Portal Forkim

Baca sambil dengar instrumen:

Opini: Blamming The Victim: Implikasi Cyber Harrasment

Velocity

22-07-2023

Bagikan di WhatsApp
Opini: Blamming The Victim: Implikasi Cyber Harrasment

Salah satu indikasi bahwa suatu peradaban telah mengalami modernisasi adalah kemajuan teknologi informasi. Jejaring sosial atau aplikasi muncul seiring dengan kemajuan teknologi. Dan salah satu dari banyak efek berbahaya dari media sosialsosial adalah pelecehan seksual berbasis online. 

Banyak profil di media sosial yang tidak berdasarkan identitas asli sehingga memungkinkan terjadinya pelecehan secara online. Karena mereka percaya bahwa tidak ada orang lain yang akan mengetahui tindakannya selain dirinya sendiri. Pelaku pelecehan online, bebas bertindak sesuka mereka. Pelaku bebas mengkritik seseorang, mengunduh gambar, dan memposting ulang konten korban.

Kita dapat melihat kasus Venna Meinda, Ferry Irawan mengancam menyebarkan video syur Venna karena dirinya menolak saat diajak berhubungan badan oleh Ferry (Suara.com).

Objektifikasi tubuh perempuan yang dulu di dunia offline, kini beralih ke online. Ini mempengaruhi perempuan, yang harus selalu berhati-hati. Korban pelecehan atau kekerasan seksual secara offline seringkali dibuat terpuruk karena penampilan, tutur kata, atau tingkah laku (victim blaming).

Pelecehan atau kekerasan seksual dapat terjadi kapan saja, di mana saja, dan bahkan tidak disangka-sangka dan tidak kita duga sebelumnya.

Bintang menyebutkan, berdasarkan Survei Pengalaman Hidup Perempuan Nasional Tahun 2021 yang dilakukan KPPPA dan BPS, terdapat 8,7% perempuan yang berumur 15-64 tahun telah mengalami pelecehan atau kekerasan seksual. Juga sebanyak 3,3% perempuan mengalami pelecehan atau kekerasan seksual secara online (cyber harrasment). 
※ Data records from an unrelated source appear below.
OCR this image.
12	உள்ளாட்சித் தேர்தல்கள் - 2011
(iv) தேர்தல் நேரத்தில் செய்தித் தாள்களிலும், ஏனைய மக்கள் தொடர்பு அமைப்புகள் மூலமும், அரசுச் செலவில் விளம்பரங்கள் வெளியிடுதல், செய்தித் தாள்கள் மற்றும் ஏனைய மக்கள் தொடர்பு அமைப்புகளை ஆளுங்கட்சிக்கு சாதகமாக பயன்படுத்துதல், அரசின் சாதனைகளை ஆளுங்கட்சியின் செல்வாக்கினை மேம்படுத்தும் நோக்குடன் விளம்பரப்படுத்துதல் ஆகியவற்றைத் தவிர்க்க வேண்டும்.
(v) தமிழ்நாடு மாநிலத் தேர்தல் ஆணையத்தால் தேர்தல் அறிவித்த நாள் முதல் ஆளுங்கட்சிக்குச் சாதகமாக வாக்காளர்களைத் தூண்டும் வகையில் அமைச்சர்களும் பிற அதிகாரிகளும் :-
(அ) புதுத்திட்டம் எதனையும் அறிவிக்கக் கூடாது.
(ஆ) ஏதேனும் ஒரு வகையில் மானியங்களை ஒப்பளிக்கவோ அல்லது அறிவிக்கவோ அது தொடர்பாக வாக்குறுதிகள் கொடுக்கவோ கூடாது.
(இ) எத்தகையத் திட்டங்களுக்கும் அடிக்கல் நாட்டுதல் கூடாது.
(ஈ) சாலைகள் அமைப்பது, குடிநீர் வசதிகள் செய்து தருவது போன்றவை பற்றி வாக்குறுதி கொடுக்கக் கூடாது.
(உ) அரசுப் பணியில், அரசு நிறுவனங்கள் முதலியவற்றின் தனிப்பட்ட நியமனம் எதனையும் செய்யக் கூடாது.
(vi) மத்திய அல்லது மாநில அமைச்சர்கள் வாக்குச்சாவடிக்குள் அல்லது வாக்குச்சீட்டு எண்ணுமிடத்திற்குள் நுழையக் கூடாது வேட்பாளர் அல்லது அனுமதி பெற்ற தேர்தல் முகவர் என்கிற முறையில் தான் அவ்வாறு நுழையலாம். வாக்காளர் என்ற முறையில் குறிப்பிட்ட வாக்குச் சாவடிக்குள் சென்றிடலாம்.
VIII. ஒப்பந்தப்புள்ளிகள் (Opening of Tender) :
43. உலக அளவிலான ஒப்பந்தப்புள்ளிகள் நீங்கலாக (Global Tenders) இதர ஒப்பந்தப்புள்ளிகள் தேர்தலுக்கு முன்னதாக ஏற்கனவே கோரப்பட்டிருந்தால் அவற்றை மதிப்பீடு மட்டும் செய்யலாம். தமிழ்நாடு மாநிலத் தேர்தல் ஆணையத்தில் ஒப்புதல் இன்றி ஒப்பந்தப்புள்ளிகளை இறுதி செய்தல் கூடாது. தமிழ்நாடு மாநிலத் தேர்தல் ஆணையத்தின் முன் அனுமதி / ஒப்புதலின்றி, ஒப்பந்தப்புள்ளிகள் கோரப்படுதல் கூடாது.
Penyebaran konten non-konsensual melibatkan kekerasan seksual, terutama ditujukan pada perempuan, di lingkungan online. Kejahatan balas dendam porno (revenge porn) berkembang pesat di seluruh dunia karena teknologi. Karena meningkatnya penggunaan dan aksesibilitas media sosial, ini adalah masalah yang paling banyak dialami oleh remaja dan dewasa muda.

Bagi para korban, kegiatan ini dapat berdampak buruk bagi kesehatan mental mereka. Efek psikologis dalam jangka panjang dari gambar atau video yang tersebar, yang dapat menghantui korban selama hidup mereka.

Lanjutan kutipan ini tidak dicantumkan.